Kosher chicken makes it into Maclean’s


The shortage of kosher chicken made it into Maclean’s Magazine’s April 14 issue where the writer highlights criticisms of supply management.

Reporter Justin Ling tells how Chai Kosher Poultry sold its plant supply quota (to Sargent Farms) and left the Ontario market in the lurch with only one kosher chicken supplier for all of Canada – Marvid of Montreal.

The company could not meet demand, so hiked prices by about 50 per cent.

Ling quotes Richard Rabkin saying “the effect on the  kosher community has been quite drastic” and has hit the grocery budgets of the Orthodox Jewish community right across Canada.

Ling also tells how Alan Burke of the East Beach Jewish Community Association is leading an effort to re-open Chai Kosher Poultry, but is running into trouble lining up supplies.

Buying plant-supply quota from other processors is too expensive and so far the chicken board has not given the Jews chicken supply through its new specialty markets policy.

Maclean’s says nothing about the lack of chicken for CAMI International Poultry Inc. which had its Quebec supplies cut off when the marketing boards and large-volume processors in Ontario and Quebec made a deal to stop trade in live chicken.

That has left the Asian community in the Toronto area without a supplier of Hong Kong dressed chicken which have heads and feet left on.

CAMI is taking the chicken marketing boards and the federal government to court in an effort to get chicken supplies to revive its business and serve the Asian market.

Ling also tells how the kosher community was left without cheese this winter when the federal trade department stopped issuing supplementary import permits.
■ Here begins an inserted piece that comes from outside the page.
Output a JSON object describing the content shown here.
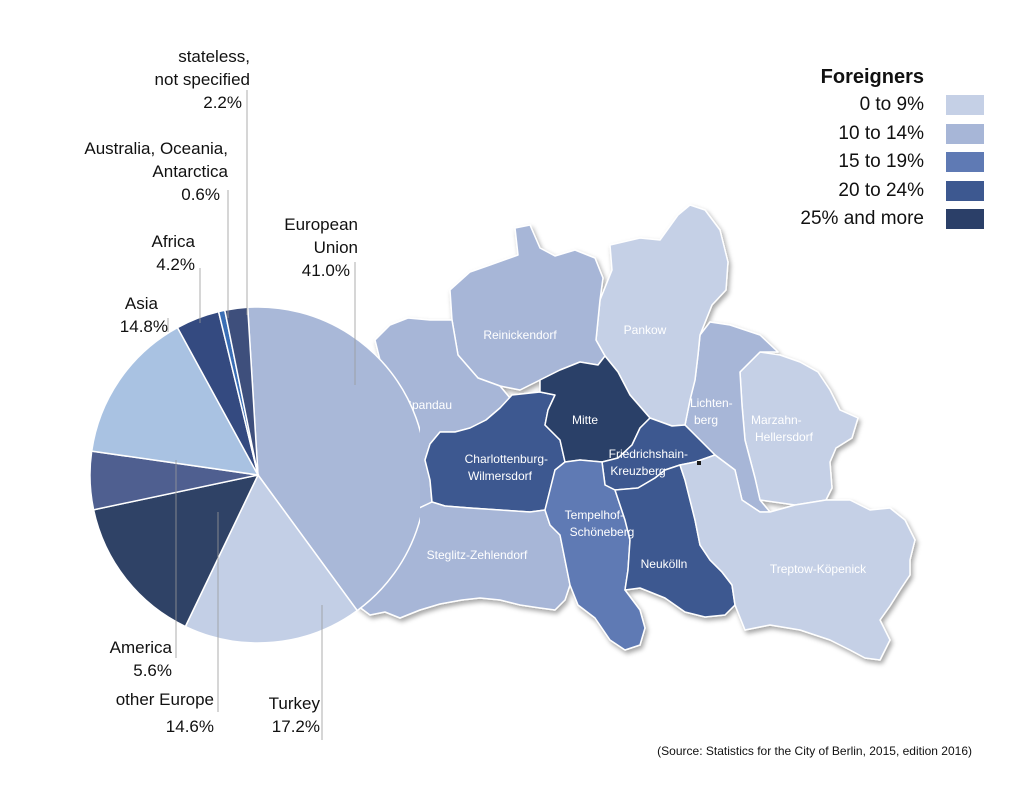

There is no kosher cheese processor in Canada.

After the Jews protested, the federal government re-instated permits to import kosher cheese.
It has not granted similar import permits to CAMI.

John Slot of the Ontario Independent Poultry Processors Association has said privately that the situation simply shows that the Jewish community has more political clout than the Asians.

And neither one, it seems, has as much clout at the Chicken Farmers of Ontario marketing board.